I suoi libri, però, non sono solo una reminiscenza personale ed individuale, ma sono pure una testimonianza del mondo carnico, della cultura e della storia delle vallate, delle montagne dove ha trascorso la sua vita; della identità, del senso di appartenenza delle comunità che l’hanno accolta e che l’hanno arricchita: “Scarpetz e galocios” e “Bosc e menaùs dell’alta Val di Gorto”, quest’ultimo edito dalla Società Filologica per la quale da anni collabora e nella quale è consigliera.

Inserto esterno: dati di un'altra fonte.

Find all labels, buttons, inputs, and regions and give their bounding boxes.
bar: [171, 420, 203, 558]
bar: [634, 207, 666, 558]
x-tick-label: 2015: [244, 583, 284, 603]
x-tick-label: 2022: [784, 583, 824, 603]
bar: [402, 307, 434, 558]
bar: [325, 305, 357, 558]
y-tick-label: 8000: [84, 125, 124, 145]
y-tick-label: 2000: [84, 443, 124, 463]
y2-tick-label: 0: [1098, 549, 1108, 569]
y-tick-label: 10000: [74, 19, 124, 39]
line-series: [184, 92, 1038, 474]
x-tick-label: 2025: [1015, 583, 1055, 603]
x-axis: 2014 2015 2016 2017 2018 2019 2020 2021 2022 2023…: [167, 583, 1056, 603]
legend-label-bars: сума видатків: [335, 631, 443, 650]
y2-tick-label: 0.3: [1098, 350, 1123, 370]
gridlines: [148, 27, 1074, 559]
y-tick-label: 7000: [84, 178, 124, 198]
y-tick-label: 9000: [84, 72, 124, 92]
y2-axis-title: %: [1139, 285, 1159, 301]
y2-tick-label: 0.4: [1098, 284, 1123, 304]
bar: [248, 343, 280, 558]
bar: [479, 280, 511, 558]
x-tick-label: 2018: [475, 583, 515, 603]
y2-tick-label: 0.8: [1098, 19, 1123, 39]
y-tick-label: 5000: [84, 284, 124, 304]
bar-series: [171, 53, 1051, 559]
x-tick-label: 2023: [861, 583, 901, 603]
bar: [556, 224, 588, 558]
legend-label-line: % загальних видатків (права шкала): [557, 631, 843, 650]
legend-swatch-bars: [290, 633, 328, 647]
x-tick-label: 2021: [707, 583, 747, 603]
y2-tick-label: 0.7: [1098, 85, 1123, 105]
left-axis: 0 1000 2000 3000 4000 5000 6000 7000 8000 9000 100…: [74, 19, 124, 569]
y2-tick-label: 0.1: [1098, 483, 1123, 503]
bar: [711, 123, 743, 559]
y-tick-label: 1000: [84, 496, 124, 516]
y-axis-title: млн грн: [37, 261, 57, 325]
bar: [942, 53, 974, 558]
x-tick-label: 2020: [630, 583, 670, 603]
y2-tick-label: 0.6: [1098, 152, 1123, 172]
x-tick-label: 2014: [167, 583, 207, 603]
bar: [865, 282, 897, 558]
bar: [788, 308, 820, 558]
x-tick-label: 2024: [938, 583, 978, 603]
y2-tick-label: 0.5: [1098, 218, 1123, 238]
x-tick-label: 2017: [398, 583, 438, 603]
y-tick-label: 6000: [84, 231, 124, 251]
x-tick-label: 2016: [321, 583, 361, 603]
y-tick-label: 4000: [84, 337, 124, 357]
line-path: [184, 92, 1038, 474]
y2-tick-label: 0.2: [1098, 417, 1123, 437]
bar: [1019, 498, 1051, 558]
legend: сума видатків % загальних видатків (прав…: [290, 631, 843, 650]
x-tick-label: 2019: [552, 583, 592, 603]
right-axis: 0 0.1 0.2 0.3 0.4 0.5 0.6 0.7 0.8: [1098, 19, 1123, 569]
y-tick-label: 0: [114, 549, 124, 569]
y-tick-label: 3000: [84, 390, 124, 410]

Ora ha in mente una storia sugli emigranti sulle donne emigranti soprattutto, un altro modo per far conoscere ai lettori, alla gente, la sua Carnia.


Lisdero Valle

Lisdero non appartiene alla "raze contadine ogm", incarna la sua terra. Lui e la sua campagna, nei dintorni di Nogaredo di Corno, sono una simbiosi perfetta. Come lui dona la sua passione ai suoi campi, così loro gratificano con gratitudine Lisdero. Nell’espressione del suo volto, dei suoi occhi, delle sue parole trasmette tutto il suo amore per il mais, il grano, la segala, l’orzo, la colza, il sorgo nero, i girasoli ed i suoi prodotti, nel riconoscere la mano intelligente, la saggezza sapiente, i sentimenti d’affetto di Lisdero, gli elargiscono frutti abbondanti. Quando entra nei campi, sa proteggere i semi che ha affidato alla terra, sa far crescere le piante, sa conservarle e loro lo gratificano con spighe grosse, con pannocchie pesanti. Sa che in quel determinato pezzo di terra va seminato il forment sant, perché, essendo esposto alle turbolenze estive, è l’unico frumento che resiste ai burlaçs e che è capace, quindi, di dare anche i fros oltre che abbondanti chicchi. Lisdero è consapevole che la sua terra va trattata con i dovuti riguardi ed allora vi sparge il re dei concimi. Sa pure che le sue piante vanno trattate come i bambini che crescono ed allora vi aggiunge gli integratori: fosforo, potassio, azoto. Avendo trattato la terra come una madre, non sono necessari i diserbanti, le forzature dei concimi chimici e tanto meno i riordini fondiari che lui chiama “disordini”. Non è molto anziano (è della classe 1932), ma possiede una saggezza che viene dalla notte di tempi. Applica la rotazione, sa seminare insieme il frumento ed il lupino, sa usare la colza contro la runduie e soprattutto sa che per i campi occorre la stalla, l’ovile, il porcile, il pollaio che rendono lieta, con il letame che producono, la terra. Ma ha un occhio attento anche alla tecnologia, perché senza le moderne tecniche biodinamiche, sostiene, si resta fermi alla vecchia nostalgia sentimentale e bucolica. Lui, invece, intende ancora progredire, rispettando, comunque, sempre quella sua terra che lo ha fatto sudare sì, ma che gli ha anche regalato tante soddisfazioni.